这是我的大型 XML 文件的一小部分,它仍然遵循适当的格式。
XML 文件 (input.xml):
<?xml version="1.0" encoding="UTF-8"?>
<brand by="hhdhdh" date="2014/01/01" name="OOP-112200" Insti="TGA">
<design name="OOP-112200" own="TGA" descri="" sound_db="JJKO">
<sec name="abcd" sound_freq="abcd" c_ty="pv">
<feature number="48">
<tfgt v="0.1466469683747654" y="0.0" units="sec" />
</feature>
<mwan sound_freq="abcd" first_name="g7tty" description="xyz" />
</sec>
<sec name="M_20_K40745170" sound_freq="mhr17:7907527-7907589" tension="SGCGSCGSCGSCGSC" s_c="0">
<feature number="5748">
<tfgt v="0.1466469683747654" y="0.0" units="sec" />
</feature>
<mwan sound_freq="mhr17:7907527-7907589" first_name="g7tty" description="xyz">
</mwan>
</sec>
<sec name="M_20_K40745171" sound_freq="mhr17:7907528-7907599" tension="SGCGSCGSCGSHHGSC" s_c="0">
<feature number="5748">
<tfgt v="0.1466469683747654" y="0.0" units="sec" />
</feature>
<mwan sound_freq="mhr17:7907527-7907589" first_name="gtftty" description="xyz">
<xyz abc="trt" id="abc" />
<per fre="acc" value="abc" />
<per fre="xyz" value="abc" />
<per fre="yy" value="abc" />
</mwan>
</sec>
#file continue....
</design>
</brand>
数据框(用作输入):
name Volum_5mb Volum_40mb Volum_70mb
1 M_20_K40745170 89.00 44.00 77.00
2 M_20_K40745171 77.00 65.00 94.00
我想匹配 name
列中的元素,如果匹配,则使用列的其余部分创建新属性,如下所示。
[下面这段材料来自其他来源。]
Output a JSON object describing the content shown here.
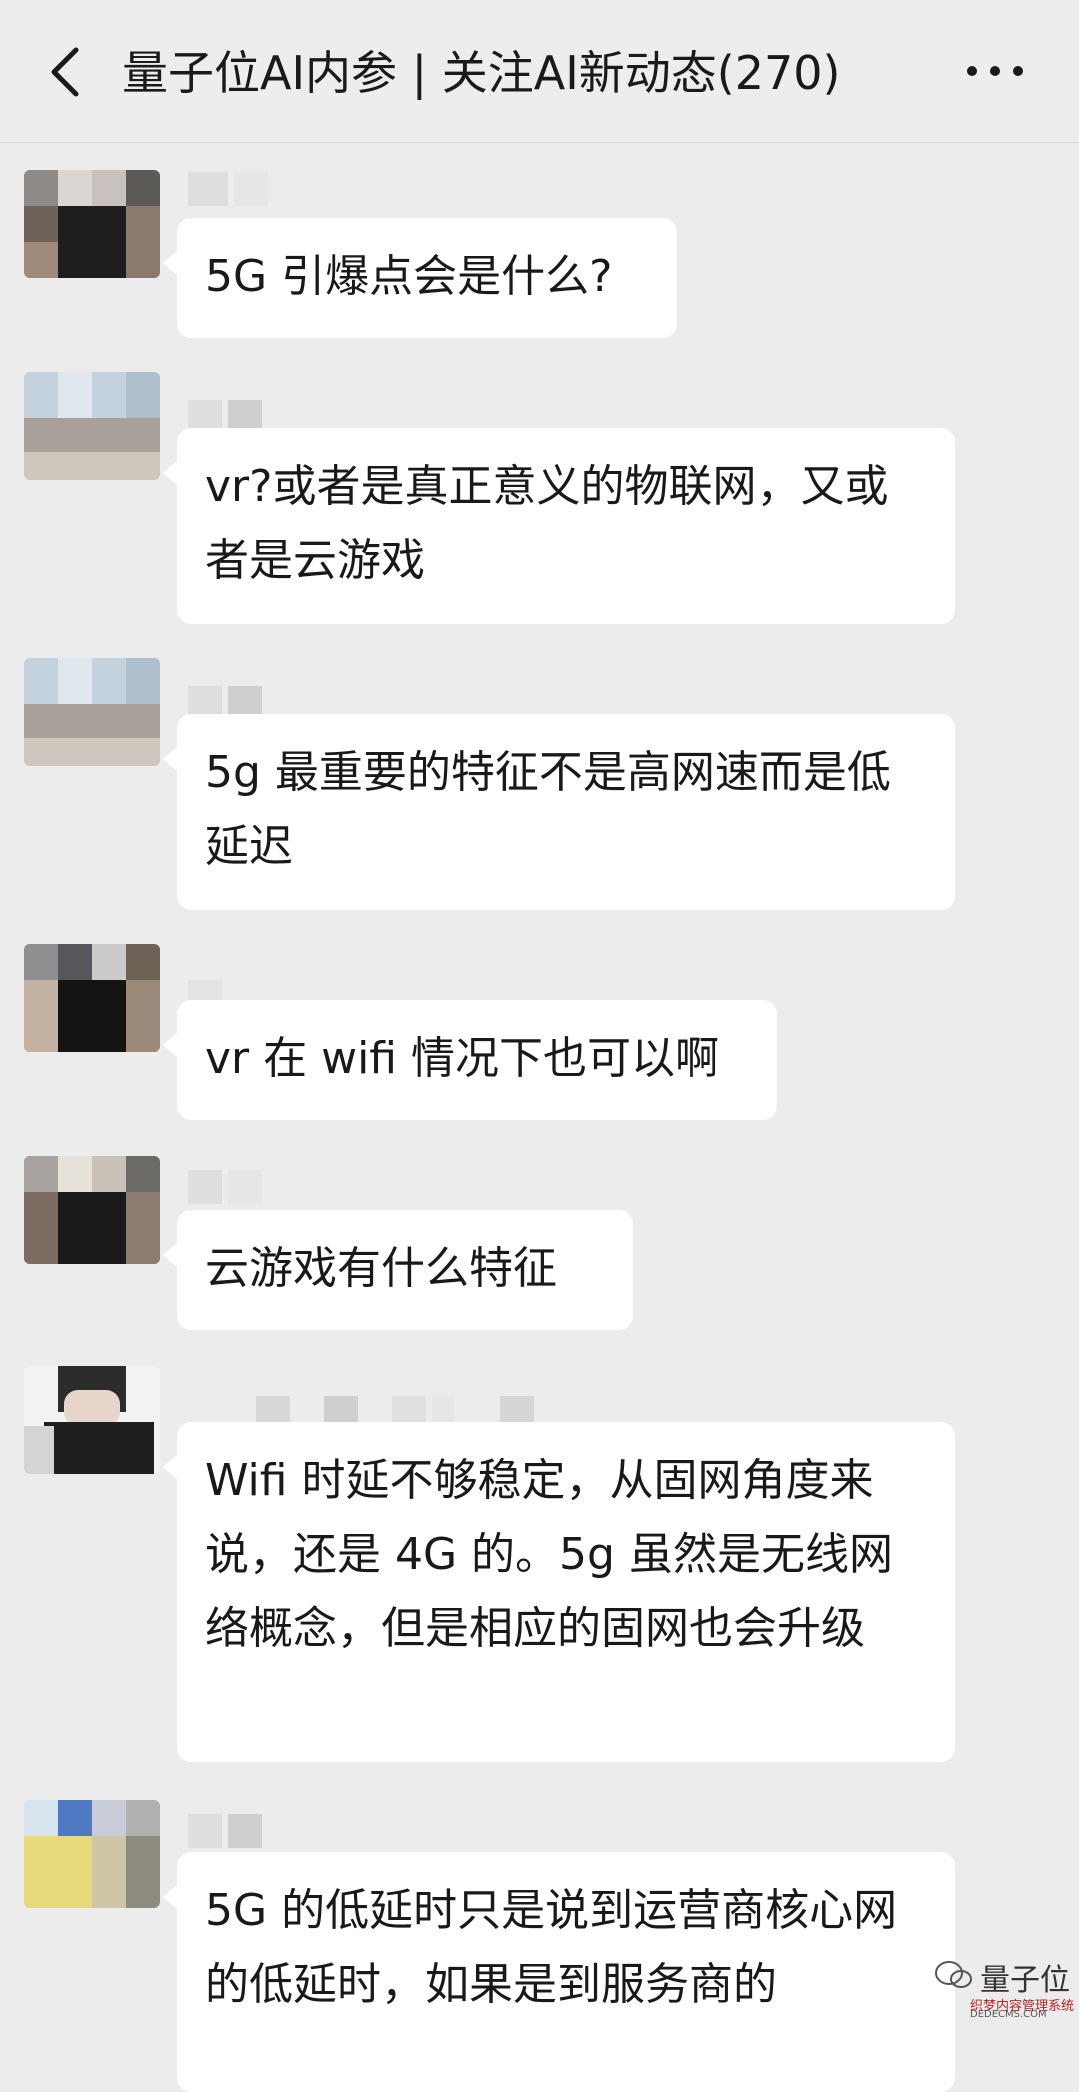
{
  "header": {
    "title": "量子位AI内参 | 关注AI新动态(270)",
    "back_icon": "chevron-left-icon",
    "more_icon": "more-dots-icon"
  },
  "messages": [
    {
      "text": "5G 引爆点会是什么?"
    },
    {
      "text": "vr?或者是真正意义的物联网，又或者是云游戏"
    },
    {
      "text": "5g 最重要的特征不是高网速而是低延迟"
    },
    {
      "text": "vr 在 wifi 情况下也可以啊"
    },
    {
      "text": "云游戏有什么特征"
    },
    {
      "text": "Wifi 时延不够稳定，从固网角度来说，还是 4G 的。5g 虽然是无线网络概念，但是相应的固网也会升级"
    },
    {
      "text": "5G 的低延时只是说到运营商核心网的低延时，如果是到服务商的"
    }
  ],
  "watermark": {
    "brand": "量子位",
    "sub": "织梦内容管理系统",
    "site": "DEDECMS.COM"
  },
  "colors": {
    "background": "#ececec",
    "bubble": "#ffffff",
    "text": "#191919"
  }
}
例如,如果 df['name']
中的元素 (M_20_K40745170
) 是 present/matched,则在输出文件中分别使用以下行更新相应的节点。
<per fre="Volum_5mb" value="89.00"/>
<per fre="Volum_40mb" value="44.00"/>
<per fre="Volum_70mb" value="77.00"/>
等等。
我希望输出文件看起来像
期望XML (output.xml):
<?xml version="1.0" encoding="UTF-8"?>
<brand by="hhdhdh" date="2014/01/01" name="OOP-112200" Insti="TGA">
<design name="OOP-112200" own="TGA" descri="" sound_db="JJKO">
<sec name="abcd" sound_freq="abcd" c_ty="pv">
<feature number="48">
<tfgt v="0.1466469683747654" y="0.0" units="sec" />
</feature>
<mwan sound_freq="abcd" first_name="g7tty" description="xyz" />
</sec>
<sec name="M_20_K40745170" sound_freq="mhr17:7907527-7907589" tension="SGCGSCGSCGSCGSC" s_c="0">
<feature number="5748">
<tfgt v="0.1466469683747654" y="0.0" units="sec" />
</feature>
<mwan sound_freq="mhr17:7907527-7907589" first_name="g7tty" description="xyz">
<per fre="Volum_5mb" value="89.00" />
#new attribute FYI
<per fre="Volum_40mb" value="44.00" />
#new attribute FYI
<per fre="Volum_70mb" value="77.00" />
#new attribute FYI
</mwan>
</sec>
<sec name="M_20_K40745171" sound_freq="mhr17:7907528-7907599" tension="SGCGSCGSCGSHHGSC" s_c="0">
<feature number="5748">
<tfgt v="0.1466469683747654" y="0.0" units="sec" />
</feature>
<mwan sound_freq="mhr17:7907527-7907589" first_name="gtftty" description="xyz">
<xyz abc="trt" id="abc" />
<per fre="acc" value="abc" />
<per fre="xyz" value="abc" />
<per fre="yy" value="abc" />
<per fre="Volum_5mb" value="77.00" />
#new attribute FYI
<per fre="Volum_40mb" value="65.00" />
#new attribute FYI
<per fre="Volum_70mb" value="94.00" />
#new attribute FYI
</mwan>
</sec>
#file continue....
</design>
</brand>
我正在尝试 etree.ElementTree 模块
import xml.etree.ElementTree as ET
tree = ET.parse('input.xml')
root = tree.getroot()
for i in range(len(df)):
for node in tree.findall("./design/sec"):
name = node.attrib.get('name')
if name == df.loc[i, 'name']:
print(name)
我是这个 Python-XML 编码的新手。我不知道如何使用 pandas 数据框在 XML 文件中添加新属性。
请帮忙。
谢谢和问候。
你可以学习 xml
和 xpath
因为主要问题与 pandas
无关,而是 xml
.
您可以使用更复杂的 xpath
来查找名称为 M_20_K40745170
的节点和子节点 mwam
,您必须在其中搜索 pre
并更新它(甚至添加新的 pre
)
node = root.find('./design/sec[@name="M_20_K40745170"]//mwan')
您可以为此使用 df.iterrows()
for index, row in df.iterrows():
node = root.find('./design/sec[@name="{}"]//mwan'.format(row['name']))
稍后您可以使用 "Volum_5mb"
搜索 per
item = node.find('./per[@fre="Volum_5mb"]')
并创建新的 and/or 更新值
if not item: # if item is None:
item = ET.SubElement(node, 'per')
item.set('fre', "Volum_5mb")
item.set('value', str(row['Volum_5mb']))
您可以为此使用列表 ['Volum_5mb', 'Volum_40mb', 'Volum_70mb']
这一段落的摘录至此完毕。